BeMiller interviewed dozens of public employees and uncovered a parade of allegations of inappropriate behavior, including sexually suggestive and racist remarks.
She called it a “sexually charged work environment” fueled by intimate relationships among people in the office and those they worked with, including county officials.
Staff told the consultant that sellers of 911-related equipment took them out for food, drinks and entertainment, such as ball games. County 911 officials told her one company selling computer dispatching equipment under the brand Positron often provided alcohol when county and state officials gathered.
The close ties might have paid off for the company, now known as Intrado. Several county coordinators told BeMiller they felt pressure from state 911 staff to buy from the company over competitors.
The “vast majority” of Washington’s 39 counties have purchased equipment from Intrado rather than competitors, BeMiller wrote. A 2009 report lists 28 of the counties as having Intrado equipment.
Jim Quackenbush, the executive director of Thurston 911 Communications which uses equipment from a competitor – Cassidian Communications – said many of the local dispatch centers bought the equipment long ago, casting doubt on the idea of influence from the office.
Intrado declined comment.
Oenning said the problems in the office were overblown and said he was pushed out because he had frequently disagreed with top management in the Military Department.
“There’s always been somewhat of a jealousy around 911,” Oenning said, “because quite frankly, 911 had money.”
He said he defended the tax revenue from phone lines against attempts to use it for purposes not directly related to 911 services.

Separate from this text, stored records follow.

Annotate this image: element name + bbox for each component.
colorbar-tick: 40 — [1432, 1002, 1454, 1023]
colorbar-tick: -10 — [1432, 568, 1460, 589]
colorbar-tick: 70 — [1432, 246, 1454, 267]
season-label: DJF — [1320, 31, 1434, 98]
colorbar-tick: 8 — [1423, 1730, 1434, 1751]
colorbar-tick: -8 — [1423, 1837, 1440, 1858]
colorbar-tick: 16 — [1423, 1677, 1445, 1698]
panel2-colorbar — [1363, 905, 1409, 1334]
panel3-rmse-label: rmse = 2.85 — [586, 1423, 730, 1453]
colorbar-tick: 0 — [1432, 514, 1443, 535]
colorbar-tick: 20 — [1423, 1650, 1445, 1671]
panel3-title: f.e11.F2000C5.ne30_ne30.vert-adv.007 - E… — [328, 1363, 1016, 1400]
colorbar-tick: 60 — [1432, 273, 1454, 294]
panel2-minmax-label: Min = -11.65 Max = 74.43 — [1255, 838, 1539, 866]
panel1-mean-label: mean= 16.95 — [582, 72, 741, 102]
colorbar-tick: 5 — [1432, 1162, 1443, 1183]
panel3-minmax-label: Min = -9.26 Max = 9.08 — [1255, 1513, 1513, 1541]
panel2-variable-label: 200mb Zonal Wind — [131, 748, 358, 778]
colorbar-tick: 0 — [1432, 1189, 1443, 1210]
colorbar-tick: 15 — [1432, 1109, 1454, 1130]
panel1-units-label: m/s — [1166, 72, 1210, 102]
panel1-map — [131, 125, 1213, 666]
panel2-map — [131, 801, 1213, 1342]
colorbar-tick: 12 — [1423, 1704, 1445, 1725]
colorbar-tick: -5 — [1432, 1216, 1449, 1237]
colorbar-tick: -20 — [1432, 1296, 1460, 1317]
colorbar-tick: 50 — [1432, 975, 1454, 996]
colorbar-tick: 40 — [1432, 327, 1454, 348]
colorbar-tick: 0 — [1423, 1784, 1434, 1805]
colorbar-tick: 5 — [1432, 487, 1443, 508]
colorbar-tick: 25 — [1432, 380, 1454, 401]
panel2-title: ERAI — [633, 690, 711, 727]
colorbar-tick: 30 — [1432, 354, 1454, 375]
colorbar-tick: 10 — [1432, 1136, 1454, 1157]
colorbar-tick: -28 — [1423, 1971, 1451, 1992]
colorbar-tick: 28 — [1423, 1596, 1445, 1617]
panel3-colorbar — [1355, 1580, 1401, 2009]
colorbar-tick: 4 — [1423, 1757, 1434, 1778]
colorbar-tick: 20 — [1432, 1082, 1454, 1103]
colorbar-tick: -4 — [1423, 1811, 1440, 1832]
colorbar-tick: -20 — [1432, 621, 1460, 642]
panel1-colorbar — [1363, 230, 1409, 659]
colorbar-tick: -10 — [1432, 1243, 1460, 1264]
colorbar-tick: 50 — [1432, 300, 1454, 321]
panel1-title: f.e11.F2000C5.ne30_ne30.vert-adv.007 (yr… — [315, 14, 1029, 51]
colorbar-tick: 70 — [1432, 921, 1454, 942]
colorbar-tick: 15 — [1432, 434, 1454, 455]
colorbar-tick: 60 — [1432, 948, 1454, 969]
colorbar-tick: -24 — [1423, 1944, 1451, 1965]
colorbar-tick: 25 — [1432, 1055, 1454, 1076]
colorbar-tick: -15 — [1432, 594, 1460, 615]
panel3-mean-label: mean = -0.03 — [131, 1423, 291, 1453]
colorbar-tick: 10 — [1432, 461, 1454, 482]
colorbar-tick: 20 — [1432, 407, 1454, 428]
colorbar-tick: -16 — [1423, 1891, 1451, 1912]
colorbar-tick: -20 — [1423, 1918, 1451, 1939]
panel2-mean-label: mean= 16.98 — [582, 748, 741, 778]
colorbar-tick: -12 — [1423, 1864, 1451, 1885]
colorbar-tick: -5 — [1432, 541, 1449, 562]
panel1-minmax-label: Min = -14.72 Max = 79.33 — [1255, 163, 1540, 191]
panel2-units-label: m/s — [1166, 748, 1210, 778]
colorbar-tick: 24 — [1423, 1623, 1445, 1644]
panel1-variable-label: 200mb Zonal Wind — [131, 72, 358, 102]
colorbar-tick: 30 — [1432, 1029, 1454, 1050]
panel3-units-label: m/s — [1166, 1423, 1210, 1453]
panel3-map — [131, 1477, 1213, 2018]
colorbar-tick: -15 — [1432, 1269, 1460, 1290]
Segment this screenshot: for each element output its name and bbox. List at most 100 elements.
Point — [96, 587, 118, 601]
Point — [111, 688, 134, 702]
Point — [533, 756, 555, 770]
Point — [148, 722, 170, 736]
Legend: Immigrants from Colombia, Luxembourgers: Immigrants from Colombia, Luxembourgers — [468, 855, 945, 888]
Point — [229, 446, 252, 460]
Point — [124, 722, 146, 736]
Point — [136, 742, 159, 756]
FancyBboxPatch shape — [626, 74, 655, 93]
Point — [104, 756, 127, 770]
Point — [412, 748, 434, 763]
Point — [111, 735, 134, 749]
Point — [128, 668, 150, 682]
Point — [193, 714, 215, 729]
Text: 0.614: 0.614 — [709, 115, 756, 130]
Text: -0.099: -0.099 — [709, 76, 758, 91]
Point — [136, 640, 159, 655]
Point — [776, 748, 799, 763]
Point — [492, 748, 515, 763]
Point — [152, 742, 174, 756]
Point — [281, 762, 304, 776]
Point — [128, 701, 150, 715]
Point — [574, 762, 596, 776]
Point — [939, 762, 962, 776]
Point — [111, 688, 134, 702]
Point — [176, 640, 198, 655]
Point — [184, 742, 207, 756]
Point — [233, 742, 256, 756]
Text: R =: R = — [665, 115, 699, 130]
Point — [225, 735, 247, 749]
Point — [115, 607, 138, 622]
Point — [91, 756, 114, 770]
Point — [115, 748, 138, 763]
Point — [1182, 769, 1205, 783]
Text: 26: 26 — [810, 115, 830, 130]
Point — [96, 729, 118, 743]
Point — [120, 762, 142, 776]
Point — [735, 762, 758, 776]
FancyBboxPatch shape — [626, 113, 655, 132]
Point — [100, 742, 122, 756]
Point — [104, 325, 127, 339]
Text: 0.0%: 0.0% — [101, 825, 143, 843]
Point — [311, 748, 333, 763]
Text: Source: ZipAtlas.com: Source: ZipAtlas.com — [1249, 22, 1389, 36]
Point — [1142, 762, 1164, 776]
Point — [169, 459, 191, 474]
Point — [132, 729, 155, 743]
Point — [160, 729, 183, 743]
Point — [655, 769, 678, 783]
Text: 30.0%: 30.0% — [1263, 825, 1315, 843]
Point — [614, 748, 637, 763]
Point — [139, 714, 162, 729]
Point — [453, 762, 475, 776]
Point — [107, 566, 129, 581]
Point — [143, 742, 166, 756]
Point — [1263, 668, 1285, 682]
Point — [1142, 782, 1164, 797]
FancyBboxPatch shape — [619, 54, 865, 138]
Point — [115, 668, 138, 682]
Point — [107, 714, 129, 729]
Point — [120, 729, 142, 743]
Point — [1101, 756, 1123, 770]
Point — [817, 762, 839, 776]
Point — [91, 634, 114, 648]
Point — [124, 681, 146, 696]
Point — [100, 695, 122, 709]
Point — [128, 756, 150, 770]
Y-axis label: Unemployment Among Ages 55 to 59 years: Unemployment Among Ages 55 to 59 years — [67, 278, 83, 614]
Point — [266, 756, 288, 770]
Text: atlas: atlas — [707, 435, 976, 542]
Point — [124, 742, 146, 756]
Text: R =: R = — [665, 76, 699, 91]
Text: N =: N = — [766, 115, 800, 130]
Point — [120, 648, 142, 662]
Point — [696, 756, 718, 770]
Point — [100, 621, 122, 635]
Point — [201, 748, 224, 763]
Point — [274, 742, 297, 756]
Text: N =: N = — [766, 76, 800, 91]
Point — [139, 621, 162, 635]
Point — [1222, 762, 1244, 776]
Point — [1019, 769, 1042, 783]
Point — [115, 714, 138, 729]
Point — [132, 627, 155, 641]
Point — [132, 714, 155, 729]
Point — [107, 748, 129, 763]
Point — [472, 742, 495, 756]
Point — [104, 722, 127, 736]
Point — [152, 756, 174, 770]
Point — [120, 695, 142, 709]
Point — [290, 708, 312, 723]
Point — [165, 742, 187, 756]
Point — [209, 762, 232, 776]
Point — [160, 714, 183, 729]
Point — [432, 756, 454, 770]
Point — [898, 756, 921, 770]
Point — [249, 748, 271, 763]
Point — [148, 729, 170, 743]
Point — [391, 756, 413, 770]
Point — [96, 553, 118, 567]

He also said Lowenberg didn’t like that Oenning had accumulated influence in national circles of 911 officials. Lowenberg couldn’t be reached for comment.
The 911 office used to run somewhat independently from the rest of Emergency Management, Mullen’s review said. He has taken steps to rein in that independence, merging the unit with a Homeland Security unit that deals with federal grant funding, under control of that unit’s manager, Ezelle.
It even has a new physical location in a different Camp Murray building. Leaders say it is a different place now in more ways than one.
“I take our ethical responsibilities to the state and to our citizens extremely seriously, and just communicated very, very strongly to the staff what our parameters are and (that) we will behave in an ethical manner,” Ezelle said. “The staff has clearly taken that to heart.”
The Military Department also has put in place new procedures for technology projects with multiple layers of review aimed at ensuring greater oversight. Furthermore, all contracts need approval from the department’s finance office.
Many who diagnosed problems before say they have faded.
Robert Allen, the Klickitat County Emergency Management operations manager whose account of vendor Intrado picking up a hefty bar bill for 911 officials was cited by BeMiller, says he doesn’t see the kind of wining and dining by companies that he used to.
“I honestly believe there was some housecleaning and because of that investigation things have changed significantly,” he said.
Quackenbush said the new-look staff seems to be working together instead of independently, and with more oversight, though there are downsides to the turnover.
“They used to be capable of doing a lot more technically than they can do, but I think that’s strictly due to the learning curve,” he said. “I think they’re on the right track and I think the office will once again reach a point where they are very functional.”